Disolvente orgánico o Thinner.
Conocido comúnmente como diluyente o adelgazador de pinturas, es altamente inflamable y su composición se basa en solventes de naturaleza orgánica que derivan del petróleo como son el tolueno, xileno y benceno, junto con hidrocarburos aromáticos. Existen dos tipos de Thinner el conocido como “fuerte” o acrílico especial para pinturas automotrices y navales y el Thinner “corriente” o de fórmula económica que es el que se emplea para diluir pegamentos, pinturas al aceite, barnices y laca o para la limpiza de utensilios de pintado como brochas o pinceles que han estado en contacto con pinturas resinosas. Este producto también se emplea. Si van a pintar con soplete es conveniente utilizar el Thinner acrílico por sus características de secado más rápido.
Disolvente sintético.
Producto muy inflamable y tóxico, se emplea para limpiar los utensilios de pintura (pinceles, brochas, rodillos, pistolas de pintar) o para diluir pintura y barnices de características sintéticas que no pueden ser diluidos con el Thinner normal.

Trementina.
Es un producto natural, con una textura un tanto viscosa o pegajosa que se utiliza para dar un retoque y brillo adicional a los muebles encerados.
Nogalina.
Se emplea como colorante para la madera, es un producto totalmente natural que le da un toque noble a la pieza; es necesario considerar que para obtener un óptimo resultado deben dar varias capas diluidas en la madera, dejando secar entre capa y capa.

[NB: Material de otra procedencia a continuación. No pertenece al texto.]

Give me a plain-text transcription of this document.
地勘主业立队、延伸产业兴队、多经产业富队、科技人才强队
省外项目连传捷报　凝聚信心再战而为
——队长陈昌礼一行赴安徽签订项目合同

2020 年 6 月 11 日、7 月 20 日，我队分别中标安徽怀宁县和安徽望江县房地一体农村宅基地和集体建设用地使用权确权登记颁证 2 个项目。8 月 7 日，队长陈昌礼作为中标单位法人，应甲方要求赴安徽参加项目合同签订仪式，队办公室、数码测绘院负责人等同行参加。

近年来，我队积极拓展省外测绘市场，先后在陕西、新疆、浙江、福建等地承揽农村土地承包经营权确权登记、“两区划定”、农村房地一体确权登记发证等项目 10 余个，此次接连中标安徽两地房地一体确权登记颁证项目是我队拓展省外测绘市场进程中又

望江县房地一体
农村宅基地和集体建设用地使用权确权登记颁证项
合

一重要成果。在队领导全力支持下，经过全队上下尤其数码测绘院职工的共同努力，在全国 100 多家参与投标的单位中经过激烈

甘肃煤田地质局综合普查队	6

Disolvente con base de celulosa.
Producto altamente inflamable, su empleo es sólo para pinturas celulósicas, limpieza de masillas o utensilios de pintado que hayan estado en contacto con este tipo de pinturas.

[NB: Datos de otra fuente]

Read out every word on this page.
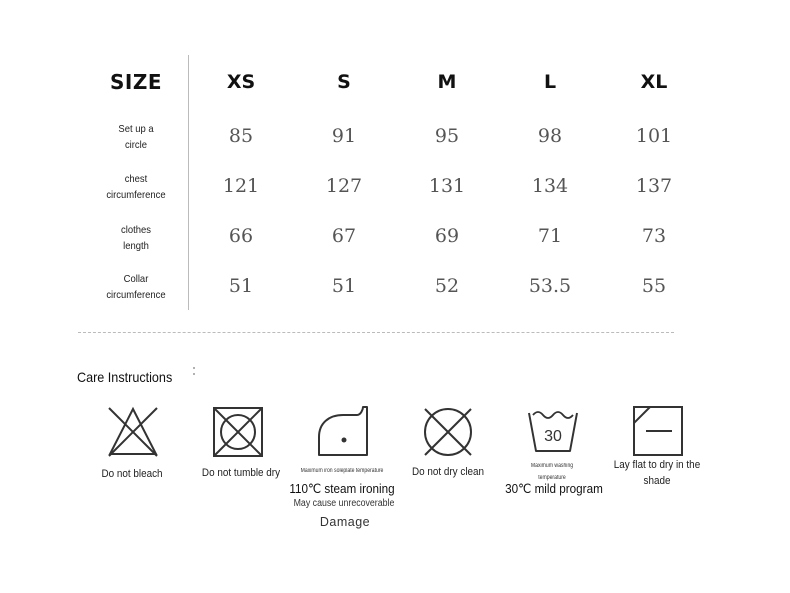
SIZE	XS	S	M	L	XL
Set up a
circle	85	91	95	98	101
chest
circumference	121	127	131	134	137
clothes
length	66	67	69	71	73
Collar
circumference	51	51	52	53.5	55
Care Instructions
Do not bleach	Do not tumble dry	Maximum iron soleplate temperature
110℃ steam ironing
May cause unrecoverable
Damage
Do not dry clean
30
Maximum washing
temperature
30℃ mild program
Lay flat to dry in the
shade
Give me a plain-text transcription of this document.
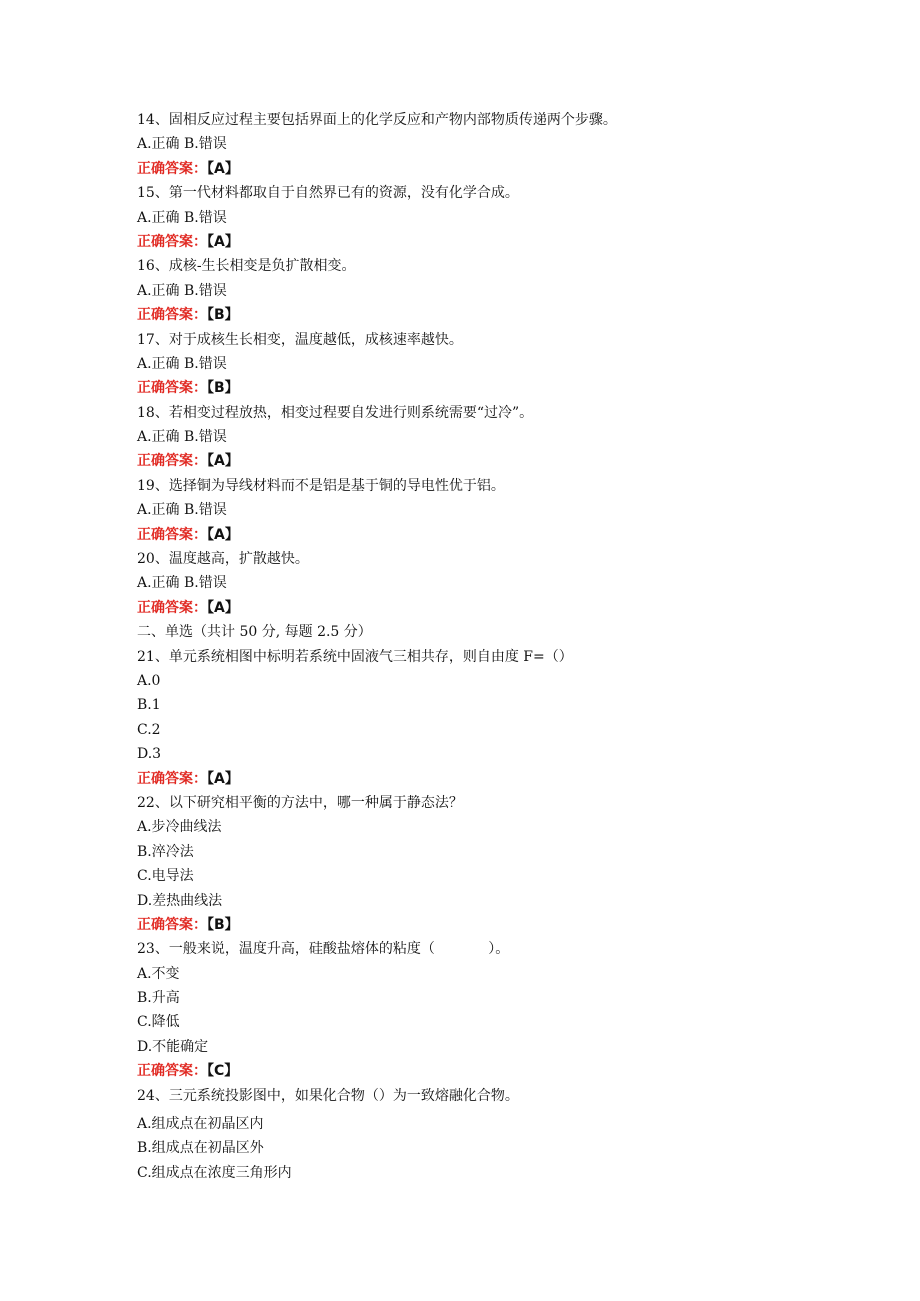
14、固相反应过程主要包括界面上的化学反应和产物内部物质传递两个步骤。
A.正确 B.错误
正确答案：【A】
15、第一代材料都取自于自然界已有的资源，没有化学合成。
A.正确 B.错误
正确答案：【A】
16、成核-生长相变是负扩散相变。
A.正确 B.错误
正确答案：【B】
17、对于成核生长相变，温度越低，成核速率越快。
A.正确 B.错误
正确答案：【B】
18、若相变过程放热，相变过程要自发进行则系统需要“过冷”。
A.正确 B.错误
正确答案：【A】
19、选择铜为导线材料而不是铝是基于铜的导电性优于铝。
A.正确 B.错误
正确答案：【A】
20、温度越高，扩散越快。
A.正确 B.错误
正确答案：【A】
二、单选（共计 50 分, 每题 2.5 分）
21、单元系统相图中标明若系统中固液气三相共存，则自由度 F=（）
A.0
B.1
C.2
D.3
正确答案：【A】
22、以下研究相平衡的方法中，哪一种属于静态法？
A.步冷曲线法
B.淬冷法
C.电导法
D.差热曲线法
正确答案：【B】
23、一般来说，温度升高，硅酸盐熔体的粘度（            ）。
A.不变
B.升高
C.降低
D.不能确定
正确答案：【C】
24、三元系统投影图中，如果化合物（）为一致熔融化合物。
A.组成点在初晶区内
B.组成点在初晶区外
C.组成点在浓度三角形内
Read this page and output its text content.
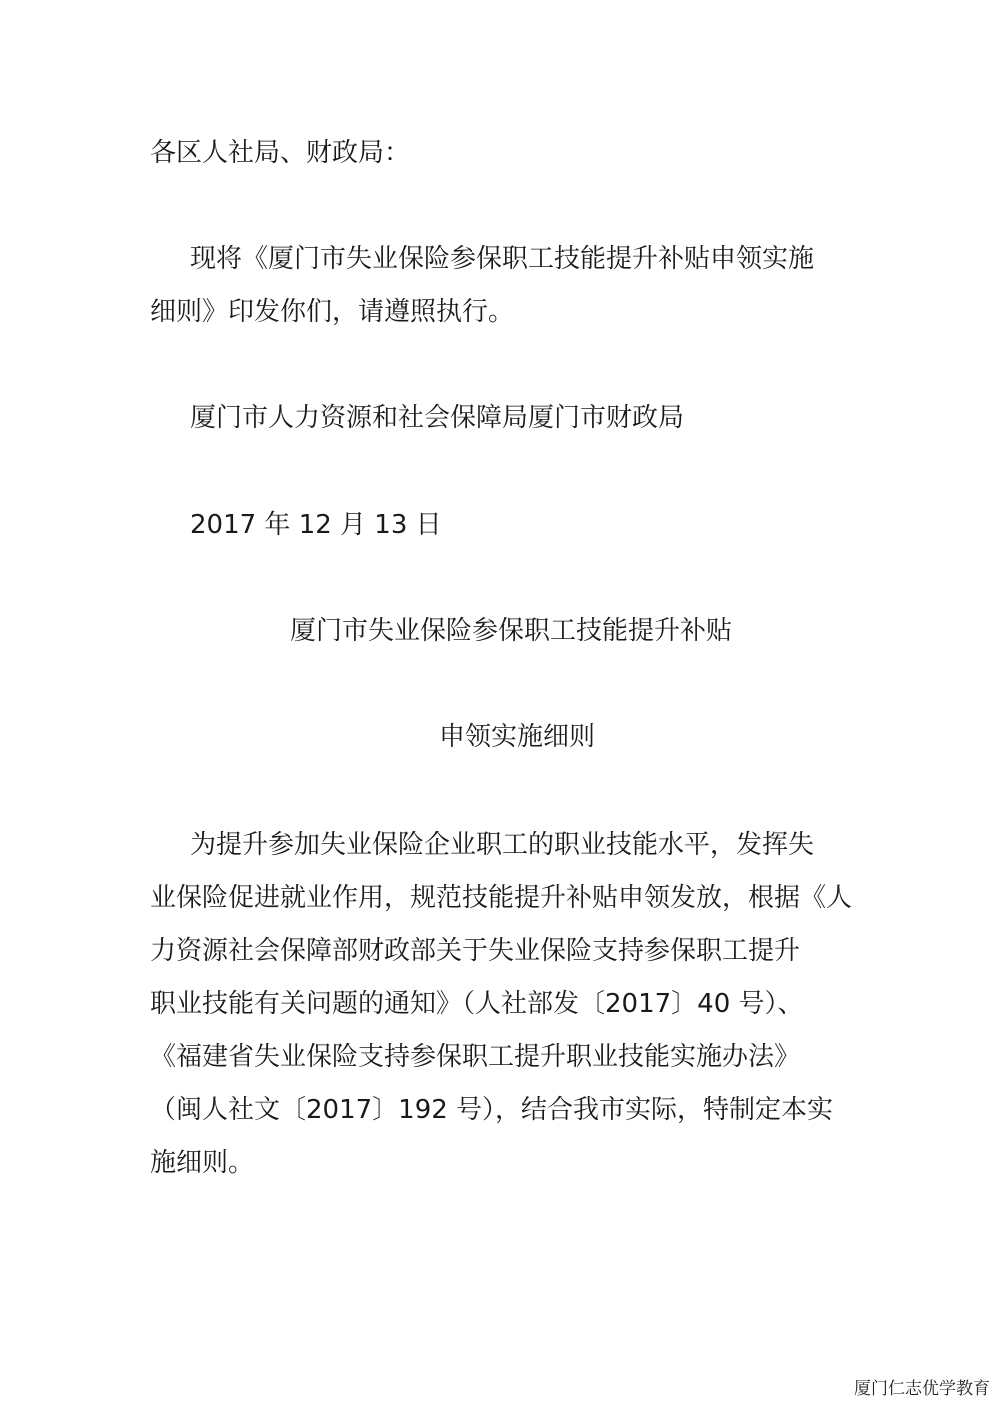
各区人社局、财政局：
现将《厦门市失业保险参保职工技能提升补贴申领实施
细则》印发你们，请遵照执行。
厦门市人力资源和社会保障局厦门市财政局
2017 年 12 月 13 日
厦门市失业保险参保职工技能提升补贴
申领实施细则
为提升参加失业保险企业职工的职业技能水平，发挥失
业保险促进就业作用，规范技能提升补贴申领发放，根据《人
力资源社会保障部财政部关于失业保险支持参保职工提升
职业技能有关问题的通知》（人社部发〔2017〕40 号）、
《福建省失业保险支持参保职工提升职业技能实施办法》
（闽人社文〔2017〕192 号），结合我市实际，特制定本实
施细则。
厦门仁志优学教育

El metanol o alcohol de quemar.
Es un combustible inflamable ideal para limpiar cristales, vidrios, plásticos, pinturas plásticas, y eliminar manchas de tinta, zumos de frutas, bebidas alcohólicas, café, té, leche, huevos, hierba o musgo. Por su contenido calórico y propiedades anti humedad es ideal para evitar el congelamiento de parabrisas y lunas de casas.
Sosa cáustica.
Es un producto de propiedades corrosivas, por lo que se emplea para eliminar manchas de pintura y barnices (en este caso disuelto en agua). En carpintería o bricolaje se emplea para dar a los muebles un aspecto antiguo, muy adecuado para su uso en muebles de roble o de alguna otra madera noble, para ello se aplica con un paño sobre la superficie antes de dar el acabado final (es recomendable emplear guantes de protección).
Amoníaco.
Su uso debe ser siempre muy diluido, nunca olerlo ni ingerirlo es un compuesto altamente venenoso. Se utiliza para eliminar la cera y barnices de superficies y darles posteriormente una nueva capa. Así mismo, es ideal para limpiar manchas de sangre, zumo de fruta sobre cualquier tejido o para disolver grasa de brochas, cepillos, pinceles, etc.
Acido clorhídrico.
Líquido corrosivo que te permite eliminar los restos de cemento de losetas o baldosas de alto tránsito, ladrillos y azulejos; asimismo sirve para devolver el color original al mármol. Este compuesto es un excelente desatascador de tuberías para lo cual es recomendable diluir en una proporción del 20%, es decir 80 partes de agua por 20 de ácido.